Notre fille Sabine présente une déficience intellectuelle et un tempérament hypersensible et anxieux. Dès qu'elle doit porter un masque, elle a des crises de panique. C'est pourquoi nous ne pouvions plus l'emmener à certains traitements et thérapies médicales. Son médecin traitant a refusé une dispense de masque – il estimait qu'une infection au Covid serait pire que ses crises d'angoisse.

— Parents d'une jeune femme de 21 ans en situation de handicap

Votre attestation a vraiment redonné de la liberté, encore et encore. Notamment pendant les vacances d'été, où nous avons pu être les seuls clients sans masque à l'hôtel. La direction de l'hôtel l'a accepté, même si nous avons été pris à partie par d'autres clients. Votre attestation, dans mon cas, n'a jamais été remise en question quand je l'ai présentée.

— Patiente

Je veux vous remercier encore une fois pour les deux années de liberté que vous nous avez offertes avec vos attestations de masque. Inoubliable, à côté d'innombrables courses sans masque, une manifestation à Francfort où la police m'a arrêté au moins vingt fois et où j'ai dû montrer l'attestation. À chaque fois, le principal différend était que je devais leur expliquer qu'on lit avec les yeux et non avec les mains.

— Patient

« Vous nous avez offert un temps de vie précieux – pendant que le reste du monde se livrait à des fous. Nous ne l’oublierons JAMAIS. »

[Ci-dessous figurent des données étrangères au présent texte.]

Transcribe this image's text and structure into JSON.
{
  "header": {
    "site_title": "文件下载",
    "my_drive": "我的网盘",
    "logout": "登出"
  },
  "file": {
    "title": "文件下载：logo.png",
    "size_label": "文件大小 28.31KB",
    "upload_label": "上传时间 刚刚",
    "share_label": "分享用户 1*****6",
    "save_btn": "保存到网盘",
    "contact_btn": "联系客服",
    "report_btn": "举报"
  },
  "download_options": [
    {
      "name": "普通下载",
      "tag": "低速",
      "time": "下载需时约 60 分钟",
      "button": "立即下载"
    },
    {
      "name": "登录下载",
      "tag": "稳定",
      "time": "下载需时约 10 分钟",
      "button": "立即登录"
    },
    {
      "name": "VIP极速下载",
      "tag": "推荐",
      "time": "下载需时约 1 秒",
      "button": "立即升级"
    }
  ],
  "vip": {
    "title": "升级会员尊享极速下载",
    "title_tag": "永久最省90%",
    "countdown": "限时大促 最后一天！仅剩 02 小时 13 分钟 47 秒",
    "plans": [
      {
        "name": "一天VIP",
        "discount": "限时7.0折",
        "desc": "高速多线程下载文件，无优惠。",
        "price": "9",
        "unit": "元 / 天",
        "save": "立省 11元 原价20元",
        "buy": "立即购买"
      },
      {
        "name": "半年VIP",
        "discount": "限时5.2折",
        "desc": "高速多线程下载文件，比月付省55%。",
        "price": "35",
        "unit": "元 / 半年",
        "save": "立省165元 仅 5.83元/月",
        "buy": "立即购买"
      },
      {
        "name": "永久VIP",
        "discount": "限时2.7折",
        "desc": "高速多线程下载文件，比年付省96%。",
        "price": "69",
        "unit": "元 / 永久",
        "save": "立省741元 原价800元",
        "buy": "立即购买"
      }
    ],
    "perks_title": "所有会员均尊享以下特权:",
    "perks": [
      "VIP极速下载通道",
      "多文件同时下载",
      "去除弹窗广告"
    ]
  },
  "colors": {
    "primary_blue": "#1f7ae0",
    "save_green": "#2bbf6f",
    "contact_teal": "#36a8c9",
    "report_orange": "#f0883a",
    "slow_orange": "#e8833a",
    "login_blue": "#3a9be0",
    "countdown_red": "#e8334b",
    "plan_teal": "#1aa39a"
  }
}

« Je serai pour toujours reconnaissant pour l’attestation que vous m’avez délivrée. Je la garde encore dans mon portefeuille. On ne sait jamais quand ils vont planifier une autre pandémie de ce genre… »

Le médecin derrière ces attestations

Günther Riedl, pédiatre d’Uelzen, a délivré les dispenses de masque pour lesquelles ces lettres de remerciement lui ont été adressées. Pour cela, il a fait l’objet de poursuites pénales.